Giacomino. Dici bene, però restati con queste signore e avvisa di tutto quello che passò nella nostra taberna; e io andrò a trovar un amico che finga Limoforo. Son vostro, anima mia.

Altilia. Cor mio, non fate che, lontana dagli occhi, resti sepolta nell’oblivione.

Giacomino. Voi sète piú viva nell’anima mia che non ci è l’anima istessa. Sparito è il mio sole, il mondo è in tenebre: come andrò dove debbo, senza occhi e senza luce?

SCENA IV.

Limoforo, Lardone, Pedante, Antifilo.

Limoforo. Dimmi, Lardone, minutamente e veramente il fatto come è andato, ch’esser non può che tu non abbi tenuto le mani in questa pasta.

Antifilo. Comincia a narrar il fatto per lo filo.

Lardone. Se mi perdonate un fallo che ho commesso in questo fatto, strassinato dalla gola, vi spianare il tutto in due parole.

Limoforo. Se dici il vero, ti sará perdonato.

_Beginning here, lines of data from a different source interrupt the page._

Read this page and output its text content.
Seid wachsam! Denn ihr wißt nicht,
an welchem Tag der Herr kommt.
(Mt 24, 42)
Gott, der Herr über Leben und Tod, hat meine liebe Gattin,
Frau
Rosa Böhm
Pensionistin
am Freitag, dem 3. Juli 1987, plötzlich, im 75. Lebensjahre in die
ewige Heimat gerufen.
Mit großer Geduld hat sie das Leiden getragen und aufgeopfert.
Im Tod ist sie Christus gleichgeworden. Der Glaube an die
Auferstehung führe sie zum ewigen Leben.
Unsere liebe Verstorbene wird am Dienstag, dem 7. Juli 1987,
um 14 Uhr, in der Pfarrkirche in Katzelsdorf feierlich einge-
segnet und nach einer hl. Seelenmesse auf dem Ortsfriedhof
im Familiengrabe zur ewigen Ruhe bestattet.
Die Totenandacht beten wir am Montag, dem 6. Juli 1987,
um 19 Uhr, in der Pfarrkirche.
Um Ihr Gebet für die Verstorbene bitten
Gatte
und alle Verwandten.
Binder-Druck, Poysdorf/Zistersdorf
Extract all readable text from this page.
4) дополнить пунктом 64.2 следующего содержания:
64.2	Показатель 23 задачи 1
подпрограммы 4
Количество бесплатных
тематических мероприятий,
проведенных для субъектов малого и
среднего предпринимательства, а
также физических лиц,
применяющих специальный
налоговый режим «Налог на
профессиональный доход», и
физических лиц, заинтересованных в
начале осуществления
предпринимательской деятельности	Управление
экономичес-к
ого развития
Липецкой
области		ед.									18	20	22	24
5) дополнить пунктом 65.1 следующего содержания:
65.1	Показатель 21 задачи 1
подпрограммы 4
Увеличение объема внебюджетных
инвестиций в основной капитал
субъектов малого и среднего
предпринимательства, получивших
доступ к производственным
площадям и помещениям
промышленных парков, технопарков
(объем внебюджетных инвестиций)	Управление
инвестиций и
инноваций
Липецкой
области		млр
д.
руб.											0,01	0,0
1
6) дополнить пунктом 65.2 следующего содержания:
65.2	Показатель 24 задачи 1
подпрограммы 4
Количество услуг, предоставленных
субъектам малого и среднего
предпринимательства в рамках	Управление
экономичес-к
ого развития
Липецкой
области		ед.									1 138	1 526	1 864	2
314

Lardone. E che sicurtá me ne date?

Antifilo. Io sarò il tuo mallevadore.

Pedante. Ed io il tuo fideiussore.

Lardone. Se bene il gastigo che merito saria molto, pur perché non è altro che una burla, merito piú liberamente il perdono. Giacomino, mentre studiò leggi in Salerno, amò saldamente e onestissimamente Altilia sua figliuola, desiderandola piú tosto per sua sposa che per amore; e volendo andare il mio padrone in Roma, quando passava per Napoli, mi commandò che io n’andassi al Cerriglio per preparargli l’alloggiamento; e per mia mala sorte venendo qui, m’incontrai con Cappio. ...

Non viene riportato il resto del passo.